In verità la coscienza è tutt’altra cosa. Anche prescindendo dalla definizione che ne da il Concilio Vaticano II che la definisce “voce di Dio nell’intimo dell’uomo” quando scopre in se stesso una legge che non è egli stesso a darsi, cioè la morale naturale, anche limitandosi alla definizione laica di “ponderazione di valori”, non possiamo parlare di coscienza senza ammettere l’esistenza di valori esterni a noi che precedono il nostro giudizio, tra cui appunto la coscienza deve orientarsi per applicarli alla concretezza della vita. Coscienza quindi è esattamente il contrario di arbitrio, implica il riconoscimento di una o più autorità superiori a sé e la necessaria sottomissione ad esse. Ultimamente Coscienza è obbedienza.

Il nostro vigile, quello che straccia la multa, allora rappresenta l’ideale di un potere-dotato-di-coscienza, cioè di un potere dal volto umano, non anonimo, incarnato da persone vere. Purtroppo ormai il volto umano del potere sta rapidamente diventando una bestia mitologica, più rara di un unicorno. Sempre di più vediamo le persone che intorno a noi devono esercitare un minimo di potere (in qualsiasi forma: dall’impiegato allo sportello, al maestro di scuola, alla segretaria della palestra, al vigile urbano appunto e perfino a volte al parroco) intrappolate nelle maglie della burocrazia, trincerarsi dietro regolamenti sempre più complessi, soffocanti e capziosi, impossibilitati a qualsiasi decisione di coscienza perché incapaci di assumersi ogni responsabilità.

Di chi è la colpa di questa disumanizzazione del potere? Ancora una volta della sparizione della morale comune. Se c’è una morale condivisa infatti non è necessario prescrivere minuziosamente ogni comportamento perché certe cose appaiono ovvie, come alzarsi e cedere il posto ad un anziano in autobus ad esempio.

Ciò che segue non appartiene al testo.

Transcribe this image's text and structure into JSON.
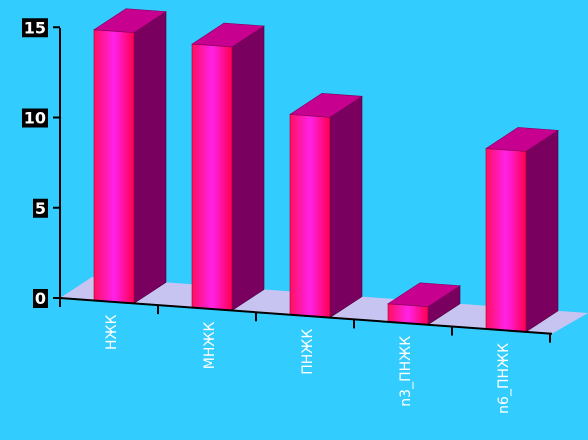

Ancora una volta: è indispensabile tornare ad una educazione morale, ad un’etica condivisa, e quindi alla fine dei conti ad una legge morale naturale, per non perdere ogni possibilità di convivenza umana.





Fraternamente CaterinaLD

"Siamo mendicanti e chiediamo agli altri anche le loro idee, come la staffetta della posta che riceve il documento dalle mani di uno e poi corre per darlo ad un altro. Faccio una timida parafrasi delle parole di chi ci ha preceduto nel cammino della fede, per annunciarle ad altri."